The function below will accept your input list and some limit to check and then output the sorted list:
a = [20, 10, 9, 8, 8, 7, 6, 2, 1]
def func(a, lim):
out = []
temp = []
for i in a:
if i > lim:
out.append([i])
else:
temp.append(i)
if sum(temp) > lim:
out.append(temp)
temp = []
return out
print(func(a, 15))
# [[20], [10, 9], [8, 8], [7, 6, 2, 1]]
With Python you can iterate over the list itself, rather than iterating over it's indices, as such you can see that I use for i in a rather than for i in range(len(a)).
Within the function out is the list that you want to return at the end; temp is a temporary list that is populated with numbers until the sum of temp exceeds your lim value, at which point this temp is then appended to out and replaced with an empty list.
def group(L, threshold):
answer = []
start = 0
sofar = L[0]
for i,num in enumerate(L[1:],1):
if sofar >= threshold:
answer.append(L[start:i])
sofar = L[i]
start = i
else:
sofar += L[i]
if i<len(L) and sofar>=threshold:
answer.append(L[i:])
return answer
Output:
In [4]: group([20, 10, 9, 8, 8, 7, 6, 2, 1], 15)

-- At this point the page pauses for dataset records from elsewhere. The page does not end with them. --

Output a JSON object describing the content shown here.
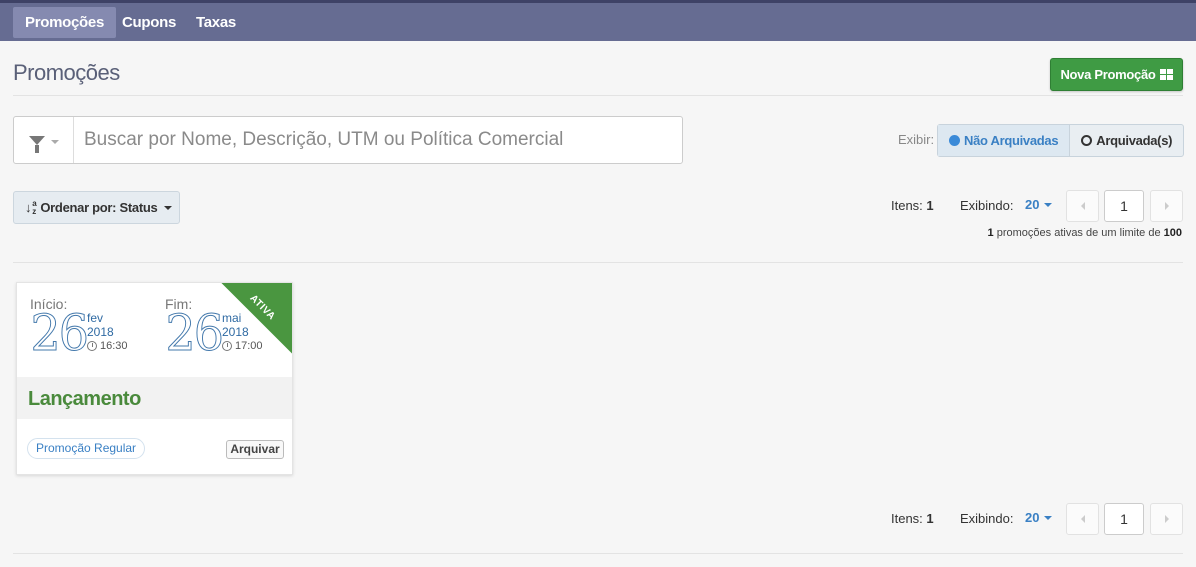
{
  "nav": {
    "tabs": [
      {
        "label": "Promoções",
        "active": true
      },
      {
        "label": "Cupons"
      },
      {
        "label": "Taxas"
      }
    ]
  },
  "header": {
    "title": "Promoções",
    "new_button": "Nova Promoção"
  },
  "search": {
    "placeholder": "Buscar por Nome, Descrição, UTM ou Política Comercial",
    "value": ""
  },
  "view_filter": {
    "label": "Exibir:",
    "options": [
      "Não Arquivadas",
      "Arquivada(s)"
    ],
    "selected": "Não Arquivadas"
  },
  "sort": {
    "label": "Ordenar por: Status"
  },
  "pagination_top": {
    "items_label": "Itens:",
    "items_count": "1",
    "showing_label": "Exibindo:",
    "page_size": "20",
    "page": "1"
  },
  "pagination_bottom": {
    "items_label": "Itens:",
    "items_count": "1",
    "showing_label": "Exibindo:",
    "page_size": "20",
    "page": "1"
  },
  "limit_note": {
    "active": "1",
    "text_mid": " promoções ativas de um limite de ",
    "limit": "100"
  },
  "promotions": [
    {
      "start": {
        "label": "Início:",
        "day": "26",
        "month": "fev",
        "year": "2018",
        "time": "16:30"
      },
      "end": {
        "label": "Fim:",
        "day": "26",
        "month": "mai",
        "year": "2018",
        "time": "17:00"
      },
      "status": "ATIVA",
      "name": "Lançamento",
      "type": "Promoção Regular",
      "archive_label": "Arquivar"
    }
  ],
  "colors": {
    "nav_bg": "#666c92",
    "primary_green": "#3f9b44",
    "accent_blue": "#3a80c4"
  }
}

Out[4]: [[20], [10, 9], [8, 8], [7, 6, 2]]
Hope this will help :)
vlist = [20, 10,3,9, 7,6,5,4]
thresold = 15
result = []
tmp = []
for v in vlist:
if v > thresold:
tmp.append(v)
result.append(tmp)
tmp = []
elif sum(tmp) + v > thresold:
tmp.append(v)
result.append(tmp)
tmp = []
else:
tmp.append(v)
if tmp != []:
result.append(tmp)
Here what's the result :
[[20], [10, 3, 9], [7, 6, 5], [4]]
Here's yet another way:
def group_by_sum(a, lim):
out = []
group = None
for i in a:
if group is None:
group = []
out.append(group)
group.append(i)
if sum(group) > lim:
group = None
return out
print(group_by_sum(a, 15))
We already have plenty of working answers, but here are two other approaches.

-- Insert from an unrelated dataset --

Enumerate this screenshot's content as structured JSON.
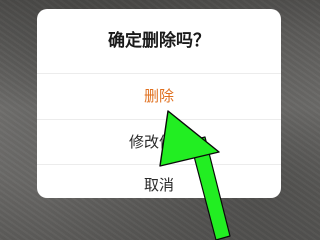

We can use itertools.groupby to collect such groups, given a stateful accumulator that understands the contents of the group. We end up with a set of (key,group) pairs, so some additional filtering gets us only the groups. Additionally since itertools provides iterators, we convert them to lists for printing.
from itertools import groupby
class Thresholder:
def __init__(self, threshold):
self.threshold=threshold
self.sum=0
self.group=0
def __call__(self, value):
if self.sum>self.threshold:
self.sum=value
self.group+=1
else:
self.sum+=value
return self.group
print [list(g) for k,g in groupby([20, 10, 9, 8, 8, 7, 6, 2, 1], Thresholder(15))]
The operation can also be done as a single reduce call:
def accumulator(result, value):
last=result[-1]
if sum(last)>threshold:
result.append([value])
else:
last.append(value)
return result
threshold=15
print reduce(accumulator, [20, 10, 9, 8, 8, 7, 6, 2, 1], [[]])
This version scales poorly to many values due to the repeated call to sum(), and the global variable for the threshold is rather clumsy. Also, calling it for an empty list will still leave one empty group.
Edit: The question logic demands that values above the threshold get put in their own groups (not sharing with collected smaller values). I did not think of that while writing these versions, but the accepted answer by Ffisegydd handles it. There is no effective difference if the input data is sorted in descending order, as all the sample data appears to be.